Catherine G Johnson

NASA mathematician
(1918 – 2020)

Yes she really was a NASA computer, a trailblazer. With her recent passing she was honoured by NASA as one of its most inspirational figures. Always advocating racial equality, her 90th birthday fell on the US’s National Equality Day. She made considerable contributions to the organisation’s triumphs in spaceflight.

She was born in in West Virginia on 26 August 1918 and left school in 1937 with the highest honours from Virginia State College. Her skills at maths drew the attention of a young professor who told her that she’d make a good research mathematician, and as she recals, he said, “I’m going to see that you’re prepared.

She was hired by NASA in 1953, by their Langley Memorial Aeronautical Laboratory in Hampton, Virginia, now known as the Langley Research Center. Within two weeks she was assigned to a project for the Flight Research Division which became her permanent position.
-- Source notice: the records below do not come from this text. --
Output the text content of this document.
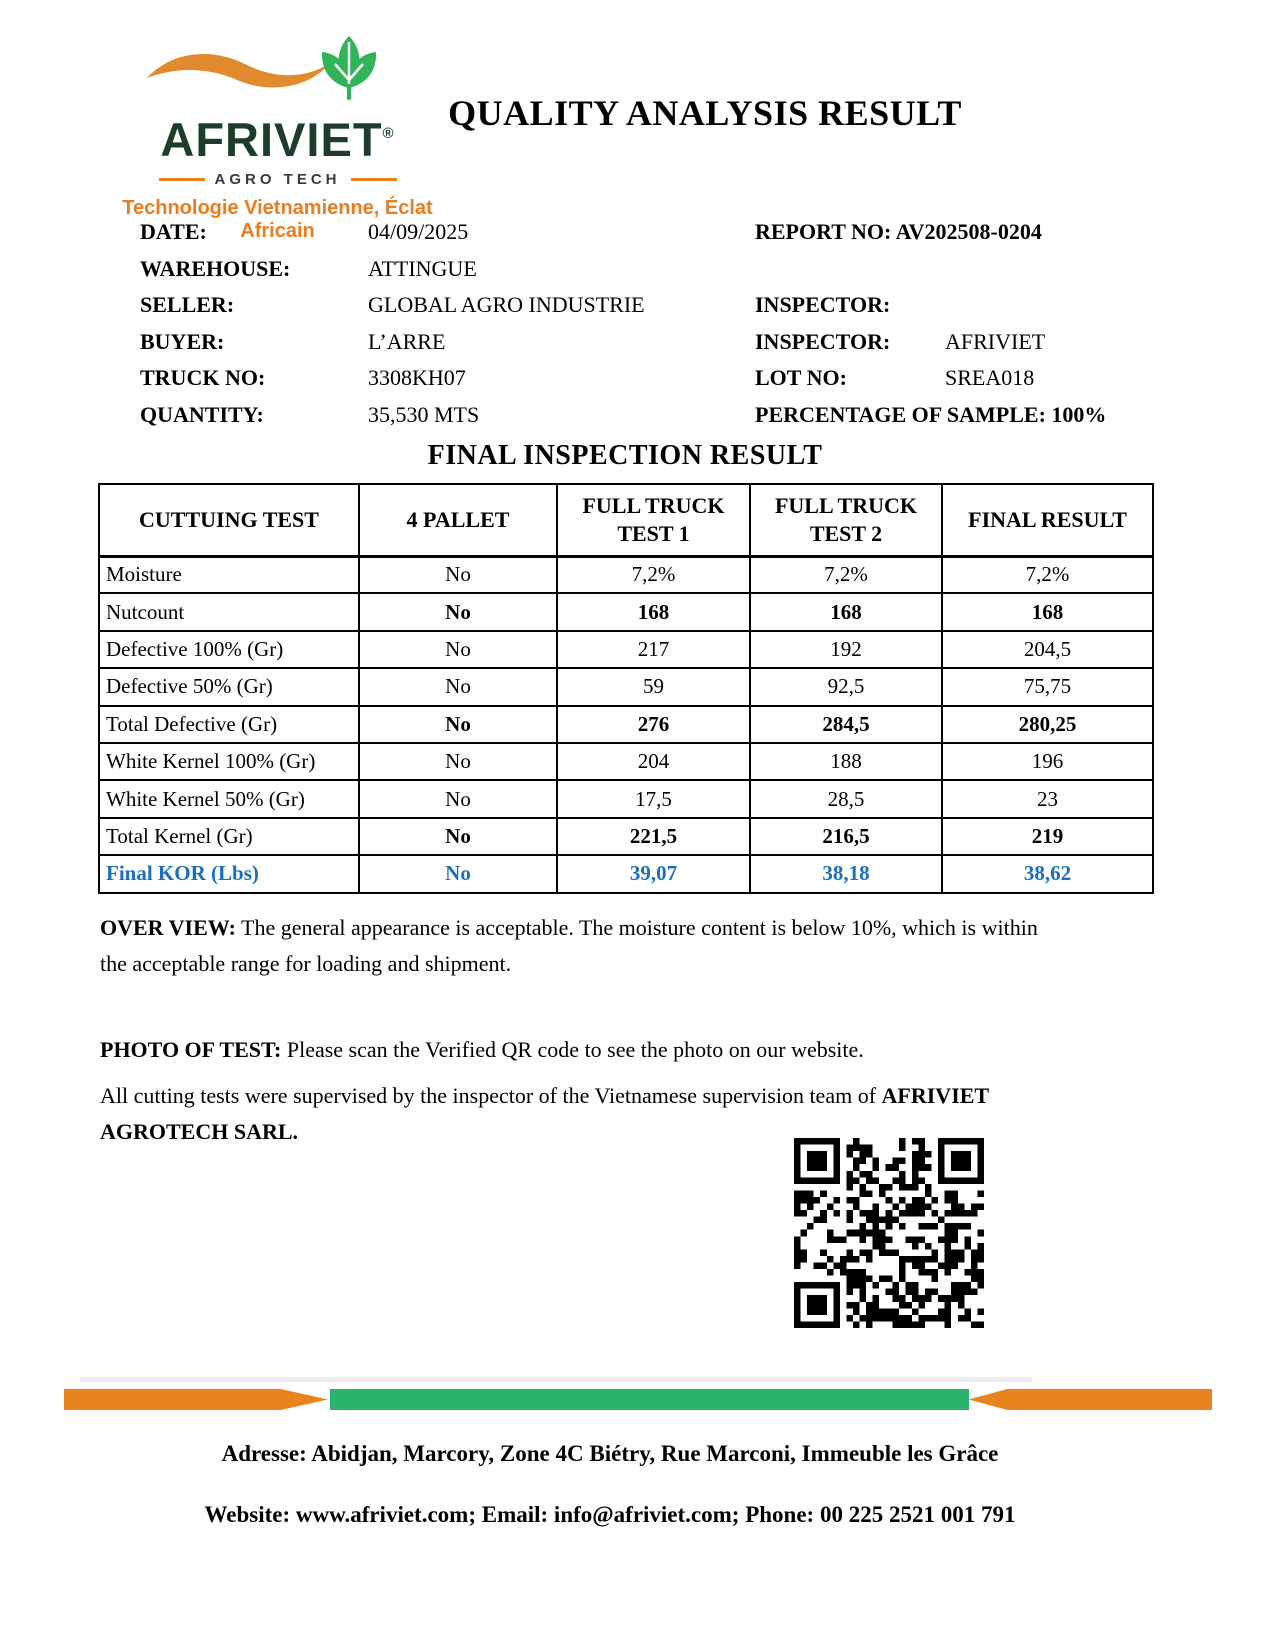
AFRIVIET®
AGRO TECH
Technologie Vietnamienne, Éclat Africain
QUALITY ANALYSIS RESULT
DATE:	04/09/2025
WAREHOUSE:	ATTINGUE
SELLER:	GLOBAL AGRO INDUSTRIE
BUYER:	L’ARRE
TRUCK NO:	3308KH07
QUANTITY:	35,530 MTS
REPORT NO: AV202508-0204
INSPECTOR:
INSPECTOR:	AFRIVIET
LOT NO:	SREA018
PERCENTAGE OF SAMPLE: 100%
FINAL INSPECTION RESULT
CUTTUING TEST	4 PALLET	FULL TRUCK TEST 1	FULL TRUCK TEST 2	FINAL RESULT
Moisture	No	7,2%	7,2%	7,2%
Nutcount	No	168	168	168
Defective 100% (Gr)	No	217	192	204,5
Defective 50% (Gr)	No	59	92,5	75,75
Total Defective (Gr)	No	276	284,5	280,25
White Kernel 100% (Gr)	No	204	188	196
White Kernel 50% (Gr)	No	17,5	28,5	23
Total Kernel (Gr)	No	221,5	216,5	219
Final KOR (Lbs)	No	39,07	38,18	38,62
OVER VIEW: The general appearance is acceptable. The moisture content is below 10%, which is within the acceptable range for loading and shipment.
PHOTO OF TEST: Please scan the Verified QR code to see the photo on our website.
All cutting tests were supervised by the inspector of the Vietnamese supervision team of AFRIVIET AGROTECH SARL.
Adresse: Abidjan, Marcory, Zone 4C Biétry, Rue Marconi, Immeuble les Grâce
Website: www.afriviet.com; Email: info@afriviet.com; Phone: 00 225 2521 001 791
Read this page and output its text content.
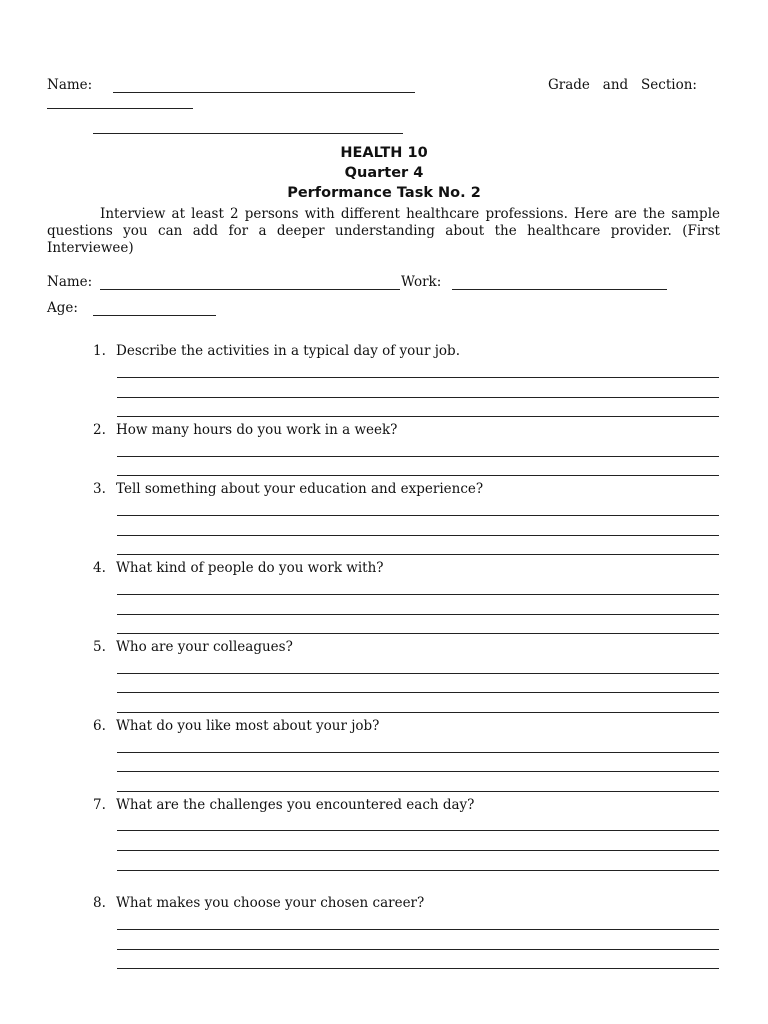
Name:	Grade   and   Section:
HEALTH 10
Quarter 4
Performance Task No. 2
Interview at least 2 persons with different healthcare professions. Here are the sample questions you can add for a deeper understanding about the healthcare provider. (First Interviewee)
Name:	Work:
Age:
1. Describe the activities in a typical day of your job.
2. How many hours do you work in a week?
3. Tell something about your education and experience?
4. What kind of people do you work with?
5. Who are your colleagues?
6. What do you like most about your job?
7. What are the challenges you encountered each day?
8. What makes you choose your chosen career?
In 1960, she and engineer Ted Skopinski established the angle at burnout for Placing a Satellite over a selected earth position, which was in essence a series of equations describing an orbital spaceflight in which the landing position of the spacecraft is specified.

The paper she co-authored with Skopinski was the first for a women to receive credit as an author of a research report. She went on in to determine the trajectory analysis for Alan Shepard’s May 1961 mission Freedom 7, the first American human spaceflight.

In 1962 John Glenn’s Friendship 7 mission was a calculation nightmare and the astronauts were not entirely confident with the computational aspect being worked out by computers which required a worldwide communications network linking tracking stations to IBM computers across the US and Bermuda.

The orbital equations required were programmed into the computers. Glenn asked for Katherine Johnson to check the data, and he said, “If she says they’re good, then I’m ready to go.” She did check that the maths to control the trajectory of the capsule were indeed correct and Glenn’s mission was a success, placing the US ahead of the Soviet Union in the space race.

The early trajectory was a parabola, and it was easy to predict where it would be at any point. When they said they wanted the capsule to come down at a certain place, they were trying to compute when it should start. I said, ‘Let me do it. You tell me when you want it and where you want it to land, and I’ll do it backwards and tell you when to take off.’ That was my forte.

In 1969, in the Pocono Mountains, she watched with others around a television Neil Armstrong land on the moon. Katherine Johnson had done the calculations.

She retired in 1986. A book and movie titled ‘Hidden Figures’ have been made of her accomplishments. She passed away on 24 February 2020.